The Organisation for Economic Co-operation and Development (OECD) has described the growing social impact investment market as “increasingly relevant”. However, in a report the organisation adds that evidence of the sector achieving its aims is needed if it is to reach its potential.
Social impact investing involves investors looking at a double bottom line when considering investment options, the financial return and the social benefits. The sector has grown over the past decade as interest in tackling social issues at the local, national or global level increased amongst individual and institutional investors.
The report states, “Social impact investments has becoming increasingly relevant in today’s economic setting as social challenges have mounted while public funds in many countries are under pressure. New approaches are needed for addressing social and economic challenges, including new models of public and private partnership which can fund, deliver and scale innovative solutions from the ground up.”
Additionally, the report notes awareness of the potential opportunities of social impact investing has grown considerably leading to more players and products within the market. It continues that social impact investment has the potential to provide new ways to “more efficiently and effectively allocate public and private capital to address social and economic challenges”.

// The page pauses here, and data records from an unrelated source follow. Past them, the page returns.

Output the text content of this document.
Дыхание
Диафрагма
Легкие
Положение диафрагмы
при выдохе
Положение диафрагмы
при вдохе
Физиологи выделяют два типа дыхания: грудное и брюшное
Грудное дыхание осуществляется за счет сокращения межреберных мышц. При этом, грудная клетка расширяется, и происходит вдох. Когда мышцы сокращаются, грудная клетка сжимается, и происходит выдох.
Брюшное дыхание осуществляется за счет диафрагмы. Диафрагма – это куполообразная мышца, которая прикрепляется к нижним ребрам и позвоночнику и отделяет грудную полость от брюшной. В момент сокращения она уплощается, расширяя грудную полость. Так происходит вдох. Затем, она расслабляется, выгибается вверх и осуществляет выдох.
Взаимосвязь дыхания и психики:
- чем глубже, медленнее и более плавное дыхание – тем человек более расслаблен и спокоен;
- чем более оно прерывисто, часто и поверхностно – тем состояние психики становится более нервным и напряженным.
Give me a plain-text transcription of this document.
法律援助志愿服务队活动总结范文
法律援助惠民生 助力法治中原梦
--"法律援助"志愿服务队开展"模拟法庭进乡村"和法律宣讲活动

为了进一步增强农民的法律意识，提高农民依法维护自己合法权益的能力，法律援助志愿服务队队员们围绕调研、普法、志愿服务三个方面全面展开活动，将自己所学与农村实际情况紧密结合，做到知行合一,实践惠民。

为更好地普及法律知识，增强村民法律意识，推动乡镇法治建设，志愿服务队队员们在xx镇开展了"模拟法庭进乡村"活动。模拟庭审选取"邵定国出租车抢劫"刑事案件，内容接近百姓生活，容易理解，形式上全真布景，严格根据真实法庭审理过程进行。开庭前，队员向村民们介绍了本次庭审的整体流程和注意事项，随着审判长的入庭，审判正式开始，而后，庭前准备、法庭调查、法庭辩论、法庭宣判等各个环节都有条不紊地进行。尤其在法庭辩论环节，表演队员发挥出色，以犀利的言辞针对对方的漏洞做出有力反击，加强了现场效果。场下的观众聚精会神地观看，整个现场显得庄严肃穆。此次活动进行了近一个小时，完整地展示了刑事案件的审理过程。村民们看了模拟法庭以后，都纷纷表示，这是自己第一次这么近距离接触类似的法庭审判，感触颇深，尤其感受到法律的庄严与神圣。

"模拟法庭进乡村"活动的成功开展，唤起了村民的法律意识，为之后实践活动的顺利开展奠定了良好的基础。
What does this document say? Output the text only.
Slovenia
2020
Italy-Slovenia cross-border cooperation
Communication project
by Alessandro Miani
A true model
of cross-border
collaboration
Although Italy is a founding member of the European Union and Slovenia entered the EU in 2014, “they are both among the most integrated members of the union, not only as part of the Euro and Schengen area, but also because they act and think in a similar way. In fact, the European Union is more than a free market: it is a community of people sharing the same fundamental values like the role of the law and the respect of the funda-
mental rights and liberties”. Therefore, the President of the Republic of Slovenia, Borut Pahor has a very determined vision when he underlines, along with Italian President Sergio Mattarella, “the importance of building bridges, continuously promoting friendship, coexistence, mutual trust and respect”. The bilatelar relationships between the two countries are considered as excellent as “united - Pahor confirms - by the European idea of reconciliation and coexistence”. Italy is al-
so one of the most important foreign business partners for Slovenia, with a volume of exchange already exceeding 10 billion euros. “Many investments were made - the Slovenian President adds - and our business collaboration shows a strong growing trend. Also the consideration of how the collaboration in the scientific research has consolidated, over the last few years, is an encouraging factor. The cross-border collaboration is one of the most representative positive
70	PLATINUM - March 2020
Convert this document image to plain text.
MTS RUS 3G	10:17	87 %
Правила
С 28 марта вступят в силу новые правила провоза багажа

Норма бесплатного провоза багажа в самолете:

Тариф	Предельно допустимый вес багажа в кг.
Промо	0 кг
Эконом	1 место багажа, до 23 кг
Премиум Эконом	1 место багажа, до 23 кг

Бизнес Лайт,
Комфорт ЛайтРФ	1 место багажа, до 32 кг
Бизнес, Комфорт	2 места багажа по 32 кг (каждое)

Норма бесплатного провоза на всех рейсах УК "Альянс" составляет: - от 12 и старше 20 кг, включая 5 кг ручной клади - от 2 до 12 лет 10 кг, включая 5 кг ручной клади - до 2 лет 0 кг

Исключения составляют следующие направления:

The OECD report aims to provide a framework for assessing the social impact investment and focuses on the need to build an evidence base. The paper recommends given that social impact investment is a nascent field, concrete evidence of its impacts is needed.
In particular the OECD calls for further work that demonstrates the gains from this approach, including developing a common agreement on definitions, committing to building the necessary structure for coordinated data collection processes, furthering efforts on the measures of goal outcomes and evaluation of policy.